I wrote this at 4.37 a.m. but I think it still mostly makes sense. See what you think.
Unless you're writing an adventure for general use, tailor it to the PCs and their power level(s). Put in villains and situations that these particular PCs are equipped to handle better than someone else might be. If one of your PCs is The Fastest Man Alive, some of the problems you throw at him should definitely involve doing things really quickly.
Crank the villains up. Generic goons are fine, but give the villains showoff names, catchphrases, visuals and power effects. These don't have to be good, either - the players in a long-running Marvel game I played in remembered Paste-Pot Pete more fondly than most of his gang.
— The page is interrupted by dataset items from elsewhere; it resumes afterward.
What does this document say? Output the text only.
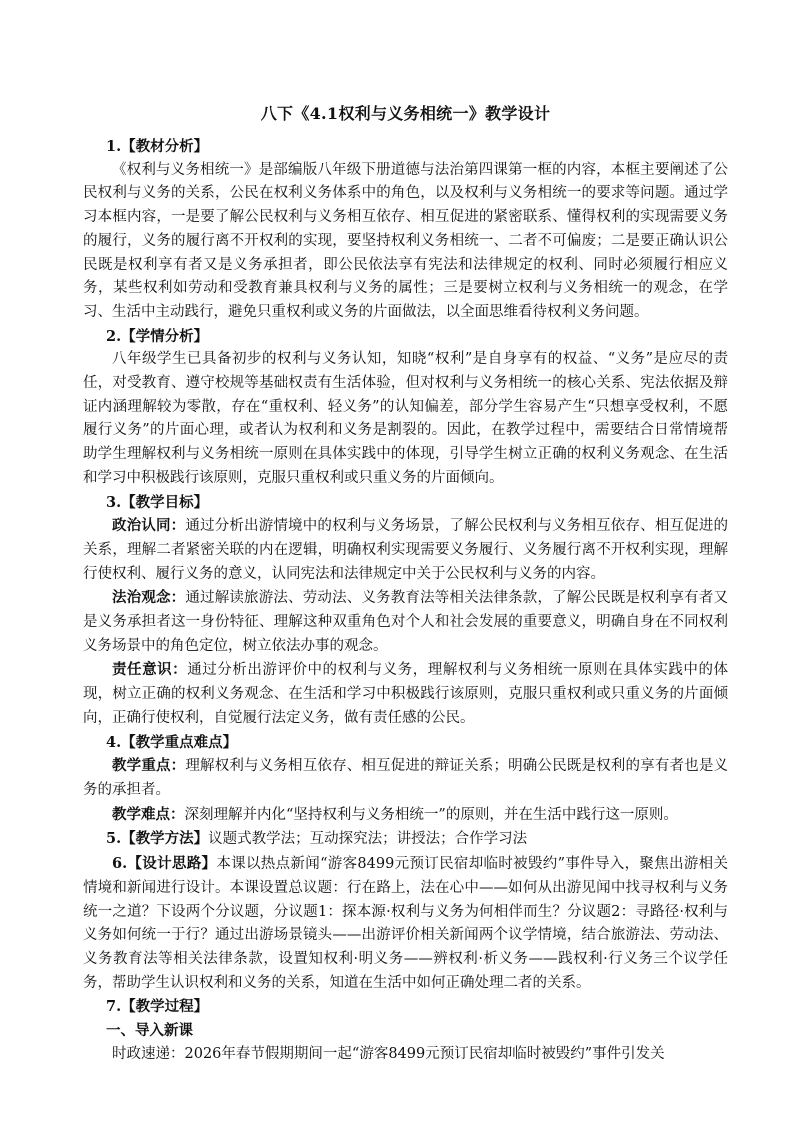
八下《4.1权利与义务相统一》教学设计
1.【教材分析】
《权利与义务相统一》是部编版八年级下册道德与法治第四课第一框的内容，本框主要阐述了公民权利与义务的关系，公民在权利义务体系中的角色，以及权利与义务相统一的要求等问题。通过学习本框内容，一是要了解公民权利与义务相互依存、相互促进的紧密联系、懂得权利的实现需要义务的履行，义务的履行离不开权利的实现，要坚持权利义务相统一、二者不可偏废；二是要正确认识公民既是权利享有者又是义务承担者，即公民依法享有宪法和法律规定的权利、同时必须履行相应义务，某些权利如劳动和受教育兼具权利与义务的属性；三是要树立权利与义务相统一的观念，在学习、生活中主动践行，避免只重权利或义务的片面做法，以全面思维看待权利义务问题。
2.【学情分析】
八年级学生已具备初步的权利与义务认知，知晓“权利”是自身享有的权益、“义务”是应尽的责任，对受教育、遵守校规等基础权责有生活体验，但对权利与义务相统一的核心关系、宪法依据及辩证内涵理解较为零散，存在“重权利、轻义务”的认知偏差，部分学生容易产生“只想享受权利，不愿履行义务”的片面心理，或者认为权利和义务是割裂的。因此，在教学过程中，需要结合日常情境帮助学生理解权利与义务相统一原则在具体实践中的体现，引导学生树立正确的权利义务观念、在生活和学习中积极践行该原则，克服只重权利或只重义务的片面倾向。
3.【教学目标】
政治认同：通过分析出游情境中的权利与义务场景，了解公民权利与义务相互依存、相互促进的关系，理解二者紧密关联的内在逻辑，明确权利实现需要义务履行、义务履行离不开权利实现，理解行使权利、履行义务的意义，认同宪法和法律规定中关于公民权利与义务的内容。
法治观念：通过解读旅游法、劳动法、义务教育法等相关法律条款，了解公民既是权利享有者又是义务承担者这一身份特征、理解这种双重角色对个人和社会发展的重要意义，明确自身在不同权利义务场景中的角色定位，树立依法办事的观念。
责任意识：通过分析出游评价中的权利与义务，理解权利与义务相统一原则在具体实践中的体现，树立正确的权利义务观念、在生活和学习中积极践行该原则，克服只重权利或只重义务的片面倾向，正确行使权利，自觉履行法定义务，做有责任感的公民。
4.【教学重点难点】
教学重点：理解权利与义务相互依存、相互促进的辩证关系；明确公民既是权利的享有者也是义务的承担者。
教学难点：深刻理解并内化“坚持权利与义务相统一”的原则，并在生活中践行这一原则。
5.【教学方法】议题式教学法；互动探究法；讲授法；合作学习法
6.【设计思路】本课以热点新闻“游客8499元预订民宿却临时被毁约”事件导入，聚焦出游相关情境和新闻进行设计。本课设置总议题：行在路上，法在心中——如何从出游见闻中找寻权利与义务统一之道？下设两个分议题，分议题1：探本源·权利与义务为何相伴而生？分议题2：寻路径·权利与义务如何统一于行？通过出游场景镜头——出游评价相关新闻两个议学情境，结合旅游法、劳动法、义务教育法等相关法律条款，设置知权利·明义务——辨权利·析义务——践权利·行义务三个议学任务，帮助学生认识权利和义务的关系，知道在生活中如何正确处理二者的关系。
7.【教学过程】
一、导入新课
时政速递：2026年春节假期期间一起“游客8499元预订民宿却临时被毁约”事件引发关
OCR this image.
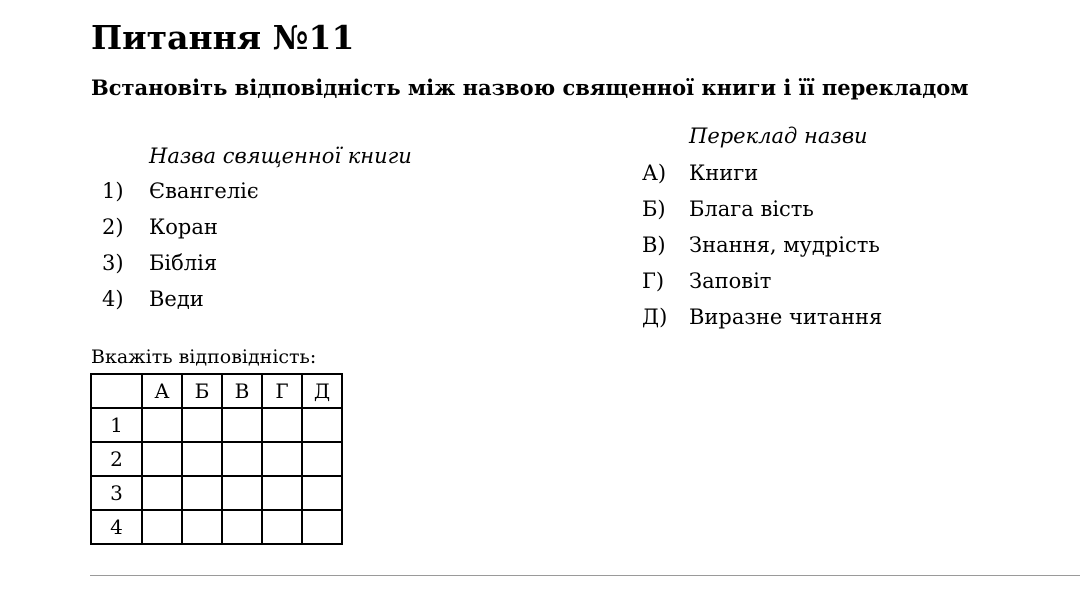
Питання №11
Встановіть відповідність між назвою священної книги і її перекладом
Назва священної книги
1) Євангеліє
2) Коран
3) Біблія
4) Веди
Переклад назви
А) Книги
Б) Блага вість
В) Знання, мудрість
Г) Заповіт
Д) Виразне читання
Вкажіть відповідність:
	А	Б	В	Г	Д
1					
2					
3					
4					
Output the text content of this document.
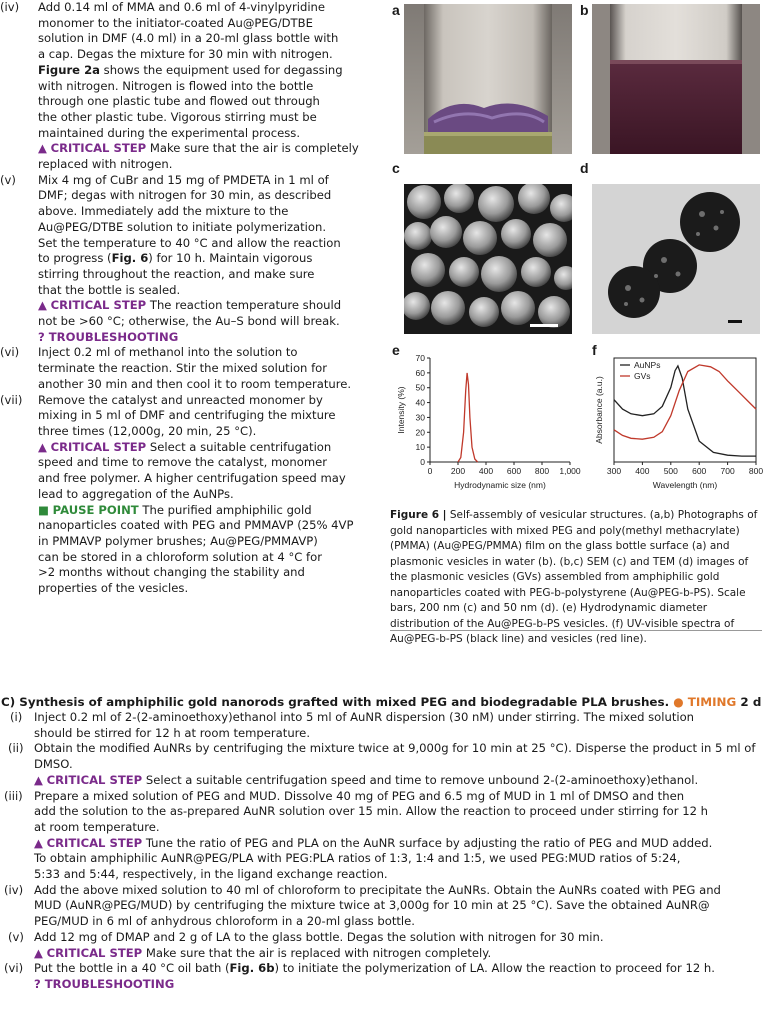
(iv)	Add 0.14 ml of MMA and 0.6 ml of 4-vinylpyridine
monomer to the initiator-coated Au@PEG/DTBE
solution in DMF (4.0 ml) in a 20-ml glass bottle with
a cap. Degas the mixture for 30 min with nitrogen.
Figure 2a shows the equipment used for degassing
with nitrogen. Nitrogen is flowed into the bottle
through one plastic tube and flowed out through
the other plastic tube. Vigorous stirring must be
maintained during the experimental process.
▲ CRITICAL STEP Make sure that the air is completely
replaced with nitrogen.
(v)	Mix 4 mg of CuBr and 15 mg of PMDETA in 1 ml of
DMF; degas with nitrogen for 30 min, as described
above. Immediately add the mixture to the
Au@PEG/DTBE solution to initiate polymerization.
Set the temperature to 40 °C and allow the reaction
to progress (Fig. 6) for 10 h. Maintain vigorous
stirring throughout the reaction, and make sure
that the bottle is sealed.
▲ CRITICAL STEP The reaction temperature should
not be >60 °C; otherwise, the Au–S bond will break.
? TROUBLESHOOTING
(vi)	Inject 0.2 ml of methanol into the solution to
terminate the reaction. Stir the mixed solution for
another 30 min and then cool it to room temperature.
(vii)	Remove the catalyst and unreacted monomer by
mixing in 5 ml of DMF and centrifuging the mixture
three times (12,000g, 20 min, 25 °C).
▲ CRITICAL STEP Select a suitable centrifugation
speed and time to remove the catalyst, monomer
and free polymer. A higher centrifugation speed may
lead to aggregation of the AuNPs.
■ PAUSE POINT The purified amphiphilic gold
nanoparticles coated with PEG and PMMAVP (25% 4VP
in PMMAVP polymer brushes; Au@PEG/PMMAVP)
can be stored in a chloroform solution at 4 °C for
>2 months without changing the stability and
properties of the vesicles.
a	b
c	d
e	f
0
10
20
30
40
50
60
70
0 200 400 600 800 1,000
Hydrodynamic size (nm)
Intensity (%)
300 400 500 600 700 800
Wavelength (nm)
Absorbance (a.u.)
AuNPs
GVs
Figure 6 | Self-assembly of vesicular structures. (a,b) Photographs of gold nanoparticles with mixed PEG and poly(methyl methacrylate) (PMMA) (Au@PEG/PMMA) film on the glass bottle surface (a) and plasmonic vesicles in water (b). (b,c) SEM (c) and TEM (d) images of the plasmonic vesicles (GVs) assembled from amphiphilic gold nanoparticles coated with PEG-b-polystyrene (Au@PEG-b-PS). Scale bars, 200 nm (c) and 50 nm (d). (e) Hydrodynamic diameter distribution of the Au@PEG-b-PS vesicles. (f) UV-visible spectra of Au@PEG-b-PS (black line) and vesicles (red line).
C) Synthesis of amphiphilic gold nanorods grafted with mixed PEG and biodegradable PLA brushes. ● TIMING 2 d
(i)	Inject 0.2 ml of 2-(2-aminoethoxy)ethanol into 5 ml of AuNR dispersion (30 nM) under stirring. The mixed solution
should be stirred for 12 h at room temperature.
(ii) Obtain the modified AuNRs by centrifuging the mixture twice at 9,000g for 10 min at 25 °C). Disperse the product in 5 ml of DMSO.
▲ CRITICAL STEP Select a suitable centrifugation speed and time to remove unbound 2-(2-aminoethoxy)ethanol.
(iii) Prepare a mixed solution of PEG and MUD. Dissolve 40 mg of PEG and 6.5 mg of MUD in 1 ml of DMSO and then
add the solution to the as-prepared AuNR solution over 15 min. Allow the reaction to proceed under stirring for 12 h
at room temperature.
▲ CRITICAL STEP Tune the ratio of PEG and PLA on the AuNR surface by adjusting the ratio of PEG and MUD added.
To obtain amphiphilic AuNR@PEG/PLA with PEG:PLA ratios of 1:3, 1:4 and 1:5, we used PEG:MUD ratios of 5:24,
5:33 and 5:44, respectively, in the ligand exchange reaction.
(iv) Add the above mixed solution to 40 ml of chloroform to precipitate the AuNRs. Obtain the AuNRs coated with PEG and
MUD (AuNR@PEG/MUD) by centrifuging the mixture twice at 3,000g for 10 min at 25 °C). Save the obtained AuNR@
PEG/MUD in 6 ml of anhydrous chloroform in a 20-ml glass bottle.
(v) Add 12 mg of DMAP and 2 g of LA to the glass bottle. Degas the solution with nitrogen for 30 min.
▲ CRITICAL STEP Make sure that the air is replaced with nitrogen completely.
(vi) Put the bottle in a 40 °C oil bath (Fig. 6b) to initiate the polymerization of LA. Allow the reaction to proceed for 12 h.
? TROUBLESHOOTING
Include escape routes for the villains. Let the PCs catch some and put them into the unreliable supervillain prison, let others escape due to taking hostages, let your mastermind fall into his own death trap which "nobody could have survived"...
Bear in mind the reactions of the public. Unless the PCs are "plain clothes" supers or "urban legend" characters, they should be on the front page of their local newspaper (run by a larger-than-life eccentric editor) frequently, booed or cheered by the crowds depending on their actions and other issues.
And they're not alone. Unless they're set up as the only superheroes in the setting, have some of the other heroes appear in crossovers. And if they are set up as the only superheroes in the setting, keep that status quo long enough that they'll be surprised when someone else manifests powers like theirs.
Decide if you're going kitchen sink or not. Even in a shared universe, Blade tends not to meet the Hulk or go to the Shi'ar Space Empire. (Although the former would be awesome...) And either way, ask the players for what kinds of future "issues" they'd like to see. You can add your own ideas and interpretations, of course.
And remember, above all else... everything's better with a monkey.